ROE-187 A Night Spent Drinking With My Beloved Mother. I Became An Adult Addicted To Drinking And Squirting. Maki Tomoda
Era una noche especial para celebrar los veinte años de Manabu. Desde que su esposo falleció años atrás, Maki había criado sola a su hijo, viéndolo crecer hasta convertirse en un joven que cada día se parecía más al hombre que tanto amó. Esa velada, en la intimidad de su hogar, abrieron una botella de vino para brindar por su mayoría de edad. Era la primera vez que él probaba el alcohol.
Al principio todo era risas y recuerdos. Maki, con su figura madura y generosa, vestía una bata ligera que dejaba entrever la curva suave de sus pechos abundantes y la forma de sus caderas. El vino corría con facilidad. Una copa llevó a otra, y pronto ambos sintieron el calor subir por sus cuerpos. Manabu la miraba diferente esa noche; sus ojos se detenían en los labios húmedos de su madre, en la forma en que su cabello caía sobre los hombros desnudos.
—Desde niño soñé con protegerte cuando fuera grande —murmuró él, ya con la voz pastosa, acercándose más en el sofá—. Te quiero tanto, mamá…
Maki sintió un escalofrío. El alcohol había derretido las barreras. Ella también lo abrazó, y de pronto sus bocas se encontraron en un beso torpe al principio, luego profundo y hambriento. Las manos de él recorrieron la espalda de ella, bajando hasta apretar las nalgas redondas y firmes bajo la tela fina. Maki gimió contra sus labios, sorprendida por el deseo que despertaba en su interior.
Sin decir nada más, él la levantó en brazos y la llevó hasta la cama. La desvistió con lentitud, admirando cómo sus senos grandes y pesados se liberaban, con los pezones ya endurecidos por la excitación. Maki lo atrajo hacia sí, besándolo con urgencia mientras sus dedos desabrochaban la ropa de él. Sentía su miembro rígido presionando contra su muslo, caliente y palpitante.
Se tumbaron juntos. Manabu bajó la cabeza y tomó uno de sus pezones en la boca, succionando con fuerza mientras su mano descendía entre las piernas de ella. Sus dedos separaron los labios húmedos y resbaladizos, acariciando el punto sensible que la hizo arquear la espalda y soltar un gemido largo. Maki estaba empapada. El alcohol había liberado toda su inhibición; separó más las piernas, ofreciéndose completamente.
Él se colocó encima, frotando su erección contra la entrada mojada antes de empujar lentamente hacia adentro. Maki jadeó al sentir cómo la llenaba por completo, estirándola con cada centímetro. Empezaron a moverse en un ritmo lento, piel contra piel, sudor mezclándose con el calor del vino. Los pechos de ella rebotaban con cada embestida profunda, y él no podía dejar de besarlos, morderlos suavemente.

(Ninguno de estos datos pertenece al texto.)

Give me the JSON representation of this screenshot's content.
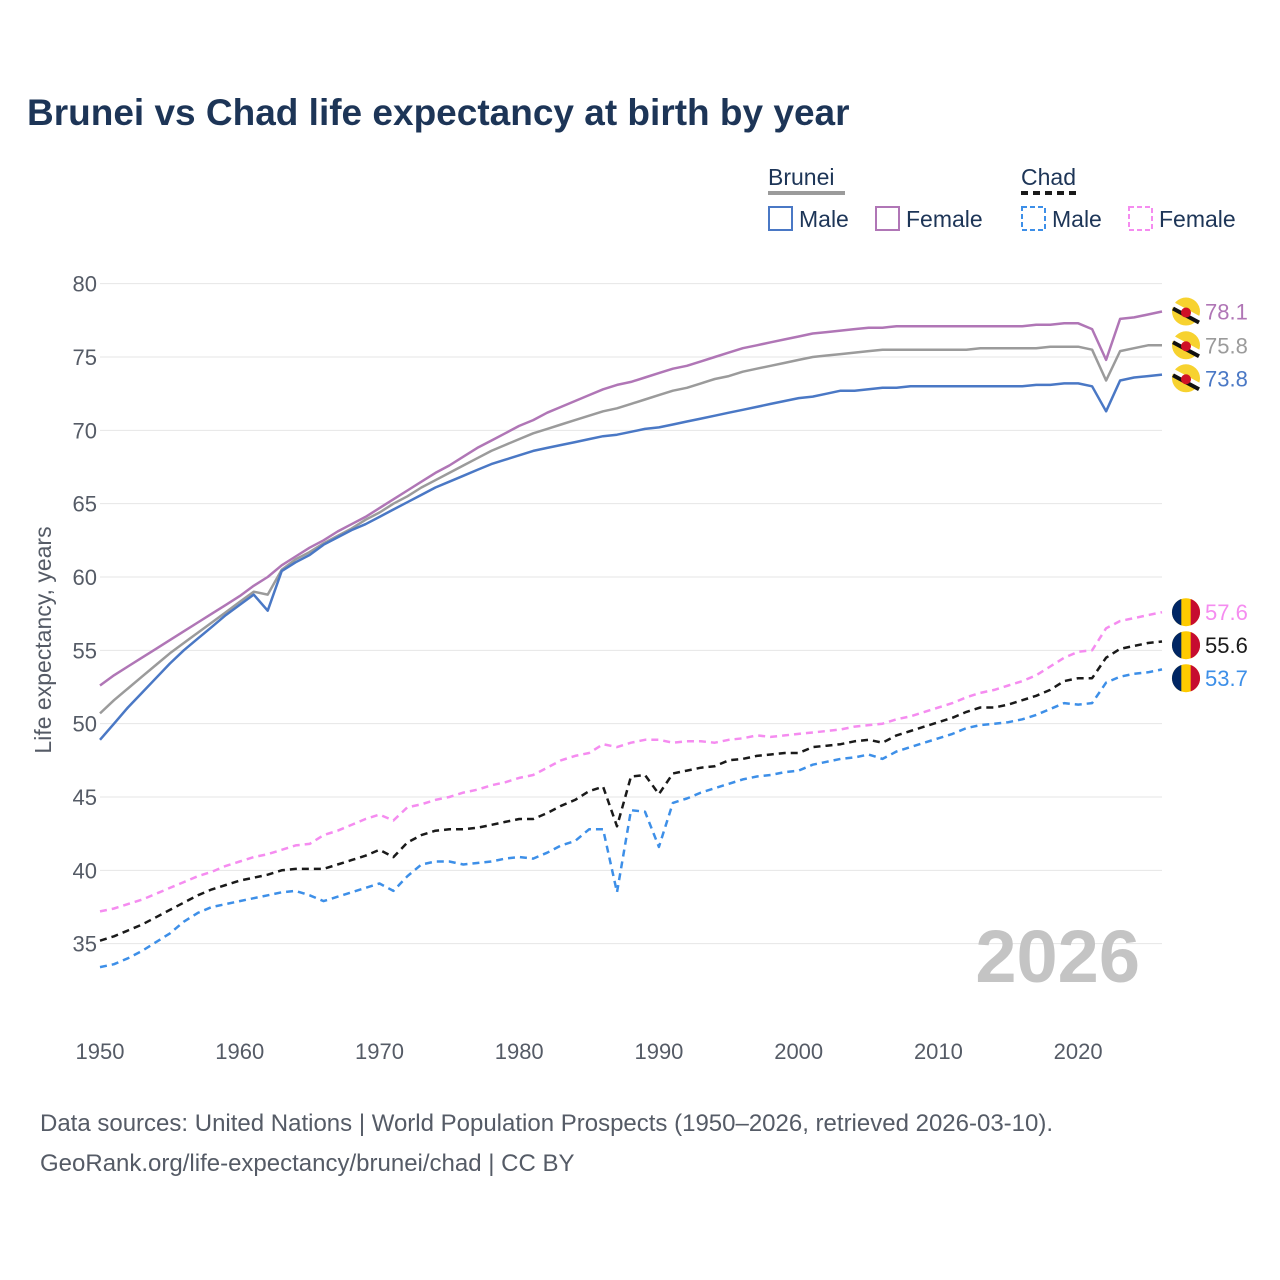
{
  "title": "Brunei vs Chad life expectancy at birth by year",
  "footer": {
    "line1": "Data sources: United Nations | World Population Prospects (1950–2026, retrieved 2026-03-10).",
    "line2": "GeoRank.org/life-expectancy/brunei/chad | CC BY"
  },
  "year_label": "2026",
  "legend": {
    "groups": [
      {
        "name": "Brunei",
        "color": "#9b9b9b",
        "dashed": false,
        "items": [
          {
            "label": "Male",
            "color": "#4a78c5"
          },
          {
            "label": "Female",
            "color": "#b076b6"
          }
        ]
      },
      {
        "name": "Chad",
        "color": "#1a1a1a",
        "dashed": true,
        "items": [
          {
            "label": "Male",
            "color": "#3d8fe8"
          },
          {
            "label": "Female",
            "color": "#f58cf0"
          }
        ]
      }
    ]
  },
  "chart_data": {
    "type": "line",
    "title": "Brunei vs Chad life expectancy at birth by year",
    "xlabel": "",
    "ylabel": "Life expectancy, years",
    "xlim": [
      1950,
      2026
    ],
    "ylim": [
      30,
      81
    ],
    "xticks": [
      1950,
      1960,
      1970,
      1980,
      1990,
      2000,
      2010,
      2020
    ],
    "yticks": [
      35,
      40,
      45,
      50,
      55,
      60,
      65,
      70,
      75,
      80
    ],
    "grid": true,
    "x": [
      1950,
      1951,
      1952,
      1953,
      1954,
      1955,
      1956,
      1957,
      1958,
      1959,
      1960,
      1961,
      1962,
      1963,
      1964,
      1965,
      1966,
      1967,
      1968,
      1969,
      1970,
      1971,
      1972,
      1973,
      1974,
      1975,
      1976,
      1977,
      1978,
      1979,
      1980,
      1981,
      1982,
      1983,
      1984,
      1985,
      1986,
      1987,
      1988,
      1989,
      1990,
      1991,
      1992,
      1993,
      1994,
      1995,
      1996,
      1997,
      1998,
      1999,
      2000,
      2001,
      2002,
      2003,
      2004,
      2005,
      2006,
      2007,
      2008,
      2009,
      2010,
      2011,
      2012,
      2013,
      2014,
      2015,
      2016,
      2017,
      2018,
      2019,
      2020,
      2021,
      2022,
      2023,
      2024,
      2025,
      2026
    ],
    "series": [
      {
        "name": "Brunei Female",
        "country": "Brunei",
        "sex": "Female",
        "color": "#b076b6",
        "dashed": false,
        "end_label": "78.1",
        "values": [
          52.6,
          53.3,
          53.9,
          54.5,
          55.1,
          55.7,
          56.3,
          56.9,
          57.5,
          58.1,
          58.7,
          59.4,
          60.0,
          60.8,
          61.4,
          62.0,
          62.5,
          63.1,
          63.6,
          64.1,
          64.7,
          65.3,
          65.9,
          66.5,
          67.1,
          67.6,
          68.2,
          68.8,
          69.3,
          69.8,
          70.3,
          70.7,
          71.2,
          71.6,
          72.0,
          72.4,
          72.8,
          73.1,
          73.3,
          73.6,
          73.9,
          74.2,
          74.4,
          74.7,
          75.0,
          75.3,
          75.6,
          75.8,
          76.0,
          76.2,
          76.4,
          76.6,
          76.7,
          76.8,
          76.9,
          77.0,
          77.0,
          77.1,
          77.1,
          77.1,
          77.1,
          77.1,
          77.1,
          77.1,
          77.1,
          77.1,
          77.1,
          77.2,
          77.2,
          77.3,
          77.3,
          76.9,
          74.8,
          77.6,
          77.7,
          77.9,
          78.1
        ]
      },
      {
        "name": "Brunei Total",
        "country": "Brunei",
        "sex": "Total",
        "color": "#9b9b9b",
        "dashed": false,
        "end_label": "75.8",
        "values": [
          50.7,
          51.6,
          52.4,
          53.2,
          54.0,
          54.8,
          55.5,
          56.2,
          56.9,
          57.6,
          58.3,
          59.0,
          58.8,
          60.5,
          61.2,
          61.7,
          62.3,
          62.8,
          63.3,
          63.9,
          64.4,
          65.0,
          65.5,
          66.1,
          66.6,
          67.1,
          67.6,
          68.1,
          68.6,
          69.0,
          69.4,
          69.8,
          70.1,
          70.4,
          70.7,
          71.0,
          71.3,
          71.5,
          71.8,
          72.1,
          72.4,
          72.7,
          72.9,
          73.2,
          73.5,
          73.7,
          74.0,
          74.2,
          74.4,
          74.6,
          74.8,
          75.0,
          75.1,
          75.2,
          75.3,
          75.4,
          75.5,
          75.5,
          75.5,
          75.5,
          75.5,
          75.5,
          75.5,
          75.6,
          75.6,
          75.6,
          75.6,
          75.6,
          75.7,
          75.7,
          75.7,
          75.5,
          73.4,
          75.4,
          75.6,
          75.8,
          75.8
        ]
      },
      {
        "name": "Brunei Male",
        "country": "Brunei",
        "sex": "Male",
        "color": "#4a78c5",
        "dashed": false,
        "end_label": "73.8",
        "values": [
          48.9,
          50.0,
          51.1,
          52.1,
          53.1,
          54.1,
          55.0,
          55.8,
          56.6,
          57.4,
          58.1,
          58.8,
          57.7,
          60.4,
          61.0,
          61.5,
          62.2,
          62.7,
          63.2,
          63.6,
          64.1,
          64.6,
          65.1,
          65.6,
          66.1,
          66.5,
          66.9,
          67.3,
          67.7,
          68.0,
          68.3,
          68.6,
          68.8,
          69.0,
          69.2,
          69.4,
          69.6,
          69.7,
          69.9,
          70.1,
          70.2,
          70.4,
          70.6,
          70.8,
          71.0,
          71.2,
          71.4,
          71.6,
          71.8,
          72.0,
          72.2,
          72.3,
          72.5,
          72.7,
          72.7,
          72.8,
          72.9,
          72.9,
          73.0,
          73.0,
          73.0,
          73.0,
          73.0,
          73.0,
          73.0,
          73.0,
          73.0,
          73.1,
          73.1,
          73.2,
          73.2,
          73.0,
          71.3,
          73.4,
          73.6,
          73.7,
          73.8
        ]
      },
      {
        "name": "Chad Female",
        "country": "Chad",
        "sex": "Female",
        "color": "#f58cf0",
        "dashed": true,
        "end_label": "57.6",
        "values": [
          37.2,
          37.4,
          37.7,
          38.0,
          38.4,
          38.8,
          39.2,
          39.6,
          39.9,
          40.3,
          40.6,
          40.9,
          41.1,
          41.4,
          41.7,
          41.8,
          42.4,
          42.7,
          43.1,
          43.5,
          43.8,
          43.4,
          44.3,
          44.5,
          44.8,
          45.0,
          45.3,
          45.5,
          45.8,
          46.0,
          46.3,
          46.5,
          47.0,
          47.5,
          47.8,
          48.0,
          48.6,
          48.4,
          48.7,
          48.9,
          48.9,
          48.7,
          48.8,
          48.8,
          48.7,
          48.9,
          49.0,
          49.2,
          49.1,
          49.2,
          49.3,
          49.4,
          49.5,
          49.6,
          49.8,
          49.9,
          50.0,
          50.3,
          50.5,
          50.8,
          51.1,
          51.4,
          51.8,
          52.1,
          52.3,
          52.6,
          52.9,
          53.3,
          53.9,
          54.5,
          54.9,
          55.0,
          56.5,
          57.0,
          57.2,
          57.4,
          57.6
        ]
      },
      {
        "name": "Chad Total",
        "country": "Chad",
        "sex": "Total",
        "color": "#1a1a1a",
        "dashed": true,
        "end_label": "55.6",
        "values": [
          35.2,
          35.5,
          35.9,
          36.3,
          36.8,
          37.3,
          37.8,
          38.3,
          38.7,
          39.0,
          39.3,
          39.5,
          39.7,
          40.0,
          40.1,
          40.1,
          40.1,
          40.4,
          40.7,
          41.0,
          41.4,
          40.9,
          41.9,
          42.4,
          42.7,
          42.8,
          42.8,
          42.9,
          43.1,
          43.3,
          43.5,
          43.5,
          43.9,
          44.4,
          44.8,
          45.4,
          45.7,
          43.0,
          46.4,
          46.5,
          45.2,
          46.6,
          46.8,
          47.0,
          47.1,
          47.5,
          47.6,
          47.8,
          47.9,
          48.0,
          48.0,
          48.4,
          48.5,
          48.6,
          48.8,
          48.9,
          48.7,
          49.2,
          49.5,
          49.8,
          50.1,
          50.4,
          50.8,
          51.1,
          51.1,
          51.3,
          51.6,
          51.9,
          52.3,
          52.9,
          53.1,
          53.1,
          54.5,
          55.1,
          55.3,
          55.5,
          55.6
        ]
      },
      {
        "name": "Chad Male",
        "country": "Chad",
        "sex": "Male",
        "color": "#3d8fe8",
        "dashed": true,
        "end_label": "53.7",
        "values": [
          33.4,
          33.6,
          34.0,
          34.5,
          35.1,
          35.7,
          36.5,
          37.1,
          37.5,
          37.7,
          37.9,
          38.1,
          38.3,
          38.5,
          38.6,
          38.3,
          37.9,
          38.2,
          38.5,
          38.8,
          39.1,
          38.6,
          39.6,
          40.4,
          40.6,
          40.6,
          40.4,
          40.5,
          40.6,
          40.8,
          40.9,
          40.8,
          41.2,
          41.7,
          42.0,
          42.8,
          42.8,
          38.5,
          44.1,
          44.0,
          41.6,
          44.6,
          44.9,
          45.3,
          45.6,
          45.9,
          46.2,
          46.4,
          46.5,
          46.7,
          46.8,
          47.2,
          47.4,
          47.6,
          47.7,
          47.9,
          47.6,
          48.1,
          48.4,
          48.7,
          49.0,
          49.3,
          49.7,
          49.9,
          50.0,
          50.1,
          50.3,
          50.6,
          51.0,
          51.4,
          51.3,
          51.4,
          52.8,
          53.2,
          53.4,
          53.5,
          53.7
        ]
      }
    ]
  }
}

Pronto el ritmo se volvió más intenso. Manabu la penetraba con fuerza, sosteniéndole las caderas mientras ella rodeaba su cintura con las piernas. Maki sentía el placer acumularse como una ola. Sus paredes internas se contraían alrededor de él, y de pronto un chorro caliente salió de su interior, empapando las sábanas y el vientre de su hijo. Gritó de éxtasis, el cuerpo temblando en un orgasmo que la dejó sin aliento.
No pararon. Cambiaron de posición: ella se puso de rodillas sobre la cama, con la espalda arqueada, y él la tomó desde atrás, sujetándola por la cintura mientras entraba y salía con golpes profundos y rápidos. Cada vez que él empujaba hasta el fondo, ella sentía otro chorro de placer líquido escapando de su cuerpo, mojando todo a su alrededor. El sonido húmedo de sus cuerpos chocando llenaba la habitación junto con los gemidos.
Maki se giró de nuevo, sentándose encima de él. Cabalgaba con movimientos circulares y profundos, sus senos balanceándose frente a la cara de Manabu, quien los lamía y apretaba mientras ella aceleraba. Otro orgasmo la atravesó, y esta vez el chorro fue tan abundante que salpicó el pecho de él. Él no aguantó más: con un gruñido final, se derramó dentro de ella, llenándola con su semilla caliente mientras ambos temblaban unidos.
Exhaustos y aún unidos, se quedaron abrazados bajo las sábanas húmedas. El vino y el placer habían creado un lazo nuevo e irresistible. Desde esa noche, Manabu se volvió adicto a esas sesiones de bebida y deseo desenfrenado con su madre. Cada vez que bebían juntos, terminaban entrelazados, ella derramando su placer una y otra vez hasta quedar completamente rendida y satisfecha.